Epidemiologists are often described by the media as "disease detectives," who use statistical tools carrying out the occasional survey, for example, or, in the case of malaria, using temperature and terrain maps to help predict where disease-carrying mosquitoes may live to hunt down and eliminate global killers. The comparison is useful for another reason: Disease trackers, like crime solvers, often spend a lot of time sifting through a few, imperfect clues hunches, really to piece together a fuller picture. But that picture often ends up being indistinct as well. The WHO says, for example, that the "confidence interval" of its new estimate the numerical range within which scientists believe the actual malaria incidence most likely lies is 189 million cases to 327 million cases per year.
It is an enormous but unavoidable margin of error. Unlike in developed countries, such as the U.S., that have the infrastructure to compile more detailed population-wide medical records, disease surveillance in places like the Democratic Republic of the Congo, a large central African country with few doctors, few roads, limited medical infrastructure and a recent history of bloody conflict, is a much more difficult undertaking. Officials have trouble counting births and deaths in some regions, let alone getting a sense of how many people may have suffered from a particular disease.
What's more, even where records exist, there is usually no way to confirm their validity. Doctors in the developing world often lack lab facilities to authenticate cases of suspected malaria. Perhaps more often, they never even get to see patients who have the disease many patients either cannot afford the time or money to see a doctor or they simply self-diagnose and take cheap over-the-counter medications to battle malaria-like symptoms. The WHO estimates that nationally reported (but often unvalidated) malaria cases account for just 40% of the global estimate; the other 60% comes from "detective work" by epidemiologists.
The fuzzy math aside, the good news is that malaria control efforts are working. The 2008 World Malaria Report singles out Eritrea, Rwanda, Sao Tome and Principe, and the Tanzanian region of Zanzibar for their remarkable improvements in cutting malaria illness and death. Since 2000, all of them have managed a greater than 50% drop in both rates, and all of them have done it through a combination of familiar methods: using long-lasting insecticidal bed nets to prevent mosquito bites; treating the disease with the newer, more effective artemisinin-based combination drug therapy; and spraying homes with insecticide. In these countries, there is little doubt that interventions are working, but the impact doesn't translate to a measurable reduction in global figures because the populations involved are relatively small. Larger countries like Nigeria have been slower to implement prevention and treatment programs.

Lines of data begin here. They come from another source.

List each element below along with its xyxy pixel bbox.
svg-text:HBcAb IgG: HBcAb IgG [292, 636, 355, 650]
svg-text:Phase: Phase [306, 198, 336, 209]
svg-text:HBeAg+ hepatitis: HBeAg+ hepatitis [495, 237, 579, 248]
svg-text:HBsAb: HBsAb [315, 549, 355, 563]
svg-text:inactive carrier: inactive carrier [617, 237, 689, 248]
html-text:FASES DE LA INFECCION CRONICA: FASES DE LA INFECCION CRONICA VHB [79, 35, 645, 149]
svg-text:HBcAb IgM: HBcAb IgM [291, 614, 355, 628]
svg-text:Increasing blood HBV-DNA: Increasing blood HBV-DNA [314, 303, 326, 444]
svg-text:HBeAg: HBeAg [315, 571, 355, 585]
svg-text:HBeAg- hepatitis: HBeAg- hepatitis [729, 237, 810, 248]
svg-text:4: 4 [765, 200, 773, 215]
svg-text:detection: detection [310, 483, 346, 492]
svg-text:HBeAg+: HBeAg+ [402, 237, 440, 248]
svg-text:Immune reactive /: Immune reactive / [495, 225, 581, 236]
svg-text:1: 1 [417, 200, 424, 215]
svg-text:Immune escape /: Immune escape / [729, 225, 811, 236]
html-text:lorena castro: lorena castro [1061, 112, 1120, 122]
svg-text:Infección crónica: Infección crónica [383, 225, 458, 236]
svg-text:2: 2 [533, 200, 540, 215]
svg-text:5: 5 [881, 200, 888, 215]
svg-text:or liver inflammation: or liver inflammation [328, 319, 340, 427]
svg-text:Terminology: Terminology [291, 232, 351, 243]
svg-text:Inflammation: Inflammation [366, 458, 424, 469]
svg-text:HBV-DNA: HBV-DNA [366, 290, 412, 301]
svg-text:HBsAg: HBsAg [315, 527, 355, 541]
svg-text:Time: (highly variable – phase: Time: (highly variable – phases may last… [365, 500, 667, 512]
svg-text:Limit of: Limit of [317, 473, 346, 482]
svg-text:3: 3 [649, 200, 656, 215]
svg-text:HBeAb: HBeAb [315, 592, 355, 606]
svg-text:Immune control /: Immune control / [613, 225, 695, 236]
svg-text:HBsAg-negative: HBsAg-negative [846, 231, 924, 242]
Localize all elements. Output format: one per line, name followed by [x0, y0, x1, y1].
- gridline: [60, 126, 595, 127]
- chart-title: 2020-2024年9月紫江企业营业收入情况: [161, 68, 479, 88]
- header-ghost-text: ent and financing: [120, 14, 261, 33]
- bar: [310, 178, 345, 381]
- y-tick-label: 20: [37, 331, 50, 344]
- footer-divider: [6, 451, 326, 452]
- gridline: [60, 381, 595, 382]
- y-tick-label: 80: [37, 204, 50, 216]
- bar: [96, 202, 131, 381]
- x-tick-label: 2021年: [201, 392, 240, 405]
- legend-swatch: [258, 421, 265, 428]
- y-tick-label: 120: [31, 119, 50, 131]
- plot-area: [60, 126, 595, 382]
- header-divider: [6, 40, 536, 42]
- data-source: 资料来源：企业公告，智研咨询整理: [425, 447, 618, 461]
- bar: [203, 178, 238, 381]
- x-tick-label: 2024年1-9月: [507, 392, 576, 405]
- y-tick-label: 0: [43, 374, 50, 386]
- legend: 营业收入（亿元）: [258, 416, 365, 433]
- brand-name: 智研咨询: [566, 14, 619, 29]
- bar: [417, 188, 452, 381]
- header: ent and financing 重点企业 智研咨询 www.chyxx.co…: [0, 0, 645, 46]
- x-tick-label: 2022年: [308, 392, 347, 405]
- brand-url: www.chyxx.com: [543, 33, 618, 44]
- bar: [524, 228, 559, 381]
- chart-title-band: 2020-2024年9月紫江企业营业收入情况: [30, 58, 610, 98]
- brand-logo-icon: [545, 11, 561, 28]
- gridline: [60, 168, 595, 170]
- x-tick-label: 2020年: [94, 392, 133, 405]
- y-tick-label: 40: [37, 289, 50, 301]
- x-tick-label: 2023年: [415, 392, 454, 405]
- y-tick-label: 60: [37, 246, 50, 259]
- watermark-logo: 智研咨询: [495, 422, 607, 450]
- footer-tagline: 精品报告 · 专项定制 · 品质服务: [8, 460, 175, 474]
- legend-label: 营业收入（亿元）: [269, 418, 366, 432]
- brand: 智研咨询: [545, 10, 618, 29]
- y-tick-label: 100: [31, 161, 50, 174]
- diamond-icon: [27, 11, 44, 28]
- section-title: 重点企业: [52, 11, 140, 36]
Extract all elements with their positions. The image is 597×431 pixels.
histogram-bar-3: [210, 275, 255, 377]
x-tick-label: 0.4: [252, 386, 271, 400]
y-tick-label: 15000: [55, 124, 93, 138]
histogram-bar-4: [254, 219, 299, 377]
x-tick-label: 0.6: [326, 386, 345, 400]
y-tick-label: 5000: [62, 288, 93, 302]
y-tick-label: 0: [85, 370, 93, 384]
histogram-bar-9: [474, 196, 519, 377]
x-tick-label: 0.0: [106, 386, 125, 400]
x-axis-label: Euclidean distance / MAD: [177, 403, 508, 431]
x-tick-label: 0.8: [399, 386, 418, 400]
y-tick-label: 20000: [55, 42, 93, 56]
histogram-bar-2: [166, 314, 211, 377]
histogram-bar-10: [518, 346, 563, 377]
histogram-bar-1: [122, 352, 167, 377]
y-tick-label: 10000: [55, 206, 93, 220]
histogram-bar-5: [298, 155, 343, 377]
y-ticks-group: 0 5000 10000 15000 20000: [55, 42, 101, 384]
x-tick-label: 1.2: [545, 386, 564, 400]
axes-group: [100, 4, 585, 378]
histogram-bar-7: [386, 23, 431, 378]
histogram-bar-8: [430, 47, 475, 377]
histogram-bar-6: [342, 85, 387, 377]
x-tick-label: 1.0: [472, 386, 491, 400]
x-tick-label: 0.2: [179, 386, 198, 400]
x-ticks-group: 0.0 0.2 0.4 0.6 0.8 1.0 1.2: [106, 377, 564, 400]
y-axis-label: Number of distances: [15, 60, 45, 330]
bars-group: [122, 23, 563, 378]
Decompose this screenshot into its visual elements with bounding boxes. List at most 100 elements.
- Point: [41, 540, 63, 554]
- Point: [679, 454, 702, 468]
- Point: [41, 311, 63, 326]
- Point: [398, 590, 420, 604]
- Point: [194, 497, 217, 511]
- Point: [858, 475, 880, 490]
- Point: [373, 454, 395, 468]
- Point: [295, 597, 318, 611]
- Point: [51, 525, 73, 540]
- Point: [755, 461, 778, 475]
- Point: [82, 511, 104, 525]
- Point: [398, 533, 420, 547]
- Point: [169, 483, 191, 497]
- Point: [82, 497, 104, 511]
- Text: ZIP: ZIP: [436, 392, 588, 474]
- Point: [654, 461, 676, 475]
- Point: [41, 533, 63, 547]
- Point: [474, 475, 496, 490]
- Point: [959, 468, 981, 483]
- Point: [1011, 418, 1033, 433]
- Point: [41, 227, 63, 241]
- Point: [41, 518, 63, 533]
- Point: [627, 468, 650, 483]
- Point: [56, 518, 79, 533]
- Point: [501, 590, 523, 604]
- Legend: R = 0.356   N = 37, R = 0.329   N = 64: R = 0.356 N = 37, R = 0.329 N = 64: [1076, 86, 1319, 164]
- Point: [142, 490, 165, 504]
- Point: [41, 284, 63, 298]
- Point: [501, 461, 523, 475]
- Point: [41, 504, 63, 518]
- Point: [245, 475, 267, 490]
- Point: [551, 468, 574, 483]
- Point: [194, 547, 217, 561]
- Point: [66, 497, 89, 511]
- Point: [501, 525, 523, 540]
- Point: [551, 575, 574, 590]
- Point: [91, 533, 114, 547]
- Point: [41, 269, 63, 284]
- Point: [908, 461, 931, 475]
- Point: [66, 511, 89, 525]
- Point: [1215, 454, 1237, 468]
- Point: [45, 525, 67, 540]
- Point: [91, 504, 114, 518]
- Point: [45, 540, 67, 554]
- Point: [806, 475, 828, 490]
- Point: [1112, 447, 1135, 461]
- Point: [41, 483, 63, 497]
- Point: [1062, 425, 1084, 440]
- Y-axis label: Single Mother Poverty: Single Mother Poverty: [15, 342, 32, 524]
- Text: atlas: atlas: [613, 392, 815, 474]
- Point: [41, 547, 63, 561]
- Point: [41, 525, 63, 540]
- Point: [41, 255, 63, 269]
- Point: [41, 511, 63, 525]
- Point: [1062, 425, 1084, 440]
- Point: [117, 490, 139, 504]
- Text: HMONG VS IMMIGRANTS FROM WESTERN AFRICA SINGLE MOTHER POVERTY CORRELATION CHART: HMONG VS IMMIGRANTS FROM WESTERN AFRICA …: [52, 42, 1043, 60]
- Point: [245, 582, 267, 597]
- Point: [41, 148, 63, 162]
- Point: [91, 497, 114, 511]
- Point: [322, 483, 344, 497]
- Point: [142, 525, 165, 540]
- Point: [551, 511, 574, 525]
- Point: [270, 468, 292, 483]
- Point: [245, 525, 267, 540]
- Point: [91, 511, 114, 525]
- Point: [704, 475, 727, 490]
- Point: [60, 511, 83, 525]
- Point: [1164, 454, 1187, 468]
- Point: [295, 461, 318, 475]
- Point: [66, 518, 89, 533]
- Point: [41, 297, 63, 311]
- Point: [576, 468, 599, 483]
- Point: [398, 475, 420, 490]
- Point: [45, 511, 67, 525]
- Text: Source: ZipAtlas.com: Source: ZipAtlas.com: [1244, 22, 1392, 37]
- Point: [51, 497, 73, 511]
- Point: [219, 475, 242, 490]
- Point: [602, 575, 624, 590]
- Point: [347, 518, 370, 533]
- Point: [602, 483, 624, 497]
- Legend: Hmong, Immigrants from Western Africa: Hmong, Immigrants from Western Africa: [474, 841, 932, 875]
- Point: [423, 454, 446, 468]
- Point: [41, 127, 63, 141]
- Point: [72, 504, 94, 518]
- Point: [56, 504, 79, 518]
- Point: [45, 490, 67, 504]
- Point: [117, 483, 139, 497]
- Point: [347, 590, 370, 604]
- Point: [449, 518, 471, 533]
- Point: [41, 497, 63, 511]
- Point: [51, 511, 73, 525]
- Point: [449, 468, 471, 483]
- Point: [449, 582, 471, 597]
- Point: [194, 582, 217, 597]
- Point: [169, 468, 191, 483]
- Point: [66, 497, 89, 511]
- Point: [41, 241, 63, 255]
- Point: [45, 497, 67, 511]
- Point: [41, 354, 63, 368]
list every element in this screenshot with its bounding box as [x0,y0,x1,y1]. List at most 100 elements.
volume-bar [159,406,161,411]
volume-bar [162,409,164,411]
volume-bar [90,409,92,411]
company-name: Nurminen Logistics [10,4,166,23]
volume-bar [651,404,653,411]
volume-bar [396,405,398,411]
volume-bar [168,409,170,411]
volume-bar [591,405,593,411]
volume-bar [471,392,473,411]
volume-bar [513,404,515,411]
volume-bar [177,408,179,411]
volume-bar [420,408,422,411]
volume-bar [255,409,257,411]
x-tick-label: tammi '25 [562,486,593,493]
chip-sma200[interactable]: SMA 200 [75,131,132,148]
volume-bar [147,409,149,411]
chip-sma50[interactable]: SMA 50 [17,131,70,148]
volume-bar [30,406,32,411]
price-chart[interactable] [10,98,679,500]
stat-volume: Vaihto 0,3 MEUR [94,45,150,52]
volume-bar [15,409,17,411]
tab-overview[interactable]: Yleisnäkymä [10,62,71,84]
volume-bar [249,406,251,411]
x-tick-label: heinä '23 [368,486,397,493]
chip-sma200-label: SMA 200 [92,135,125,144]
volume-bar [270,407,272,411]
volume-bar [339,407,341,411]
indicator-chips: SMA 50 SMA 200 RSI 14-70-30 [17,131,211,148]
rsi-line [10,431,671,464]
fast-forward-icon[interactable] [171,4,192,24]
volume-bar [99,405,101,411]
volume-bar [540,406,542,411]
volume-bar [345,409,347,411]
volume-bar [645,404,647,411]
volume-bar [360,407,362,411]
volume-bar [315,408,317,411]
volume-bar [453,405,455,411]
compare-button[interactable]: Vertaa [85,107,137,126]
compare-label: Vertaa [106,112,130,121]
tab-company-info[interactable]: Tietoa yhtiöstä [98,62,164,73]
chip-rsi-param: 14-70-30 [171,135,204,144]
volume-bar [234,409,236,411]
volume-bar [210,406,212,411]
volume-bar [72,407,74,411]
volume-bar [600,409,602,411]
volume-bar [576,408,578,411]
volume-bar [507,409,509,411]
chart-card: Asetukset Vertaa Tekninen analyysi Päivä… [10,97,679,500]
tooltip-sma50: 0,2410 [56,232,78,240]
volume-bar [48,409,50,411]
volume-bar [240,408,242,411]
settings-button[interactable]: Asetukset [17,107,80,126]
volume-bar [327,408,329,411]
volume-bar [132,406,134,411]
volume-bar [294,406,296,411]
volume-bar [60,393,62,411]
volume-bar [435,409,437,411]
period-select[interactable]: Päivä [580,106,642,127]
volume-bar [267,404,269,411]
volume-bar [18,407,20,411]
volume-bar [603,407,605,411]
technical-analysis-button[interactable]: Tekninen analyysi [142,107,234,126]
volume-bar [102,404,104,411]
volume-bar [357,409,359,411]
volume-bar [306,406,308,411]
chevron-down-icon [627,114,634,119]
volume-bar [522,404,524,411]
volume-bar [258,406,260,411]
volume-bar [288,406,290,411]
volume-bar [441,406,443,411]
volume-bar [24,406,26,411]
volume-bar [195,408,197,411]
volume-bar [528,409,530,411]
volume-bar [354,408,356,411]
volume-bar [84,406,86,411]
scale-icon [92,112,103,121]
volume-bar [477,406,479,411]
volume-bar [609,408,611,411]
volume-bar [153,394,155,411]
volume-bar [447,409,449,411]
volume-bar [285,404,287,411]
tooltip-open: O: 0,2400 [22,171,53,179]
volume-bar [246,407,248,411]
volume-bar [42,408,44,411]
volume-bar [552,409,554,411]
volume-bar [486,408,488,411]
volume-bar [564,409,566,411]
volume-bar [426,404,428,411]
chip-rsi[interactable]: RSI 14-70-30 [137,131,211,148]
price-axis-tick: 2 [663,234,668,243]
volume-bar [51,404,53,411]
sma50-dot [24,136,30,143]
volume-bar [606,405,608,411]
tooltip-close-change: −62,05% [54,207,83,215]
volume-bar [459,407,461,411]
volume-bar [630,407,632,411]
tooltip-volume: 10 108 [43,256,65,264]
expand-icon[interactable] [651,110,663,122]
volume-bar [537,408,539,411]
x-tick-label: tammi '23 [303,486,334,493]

But similar programs are underway across much of Africa, and so malaria workers are newly optimistic. "When the coverage of the malaria interventions the nets, the medicines and the spraying was high, cases came right down and deaths came down as well," says Otten. With luck, for the next World Malaria Report, global figures will be more accurate still and they'll be falling because real people are really healthier.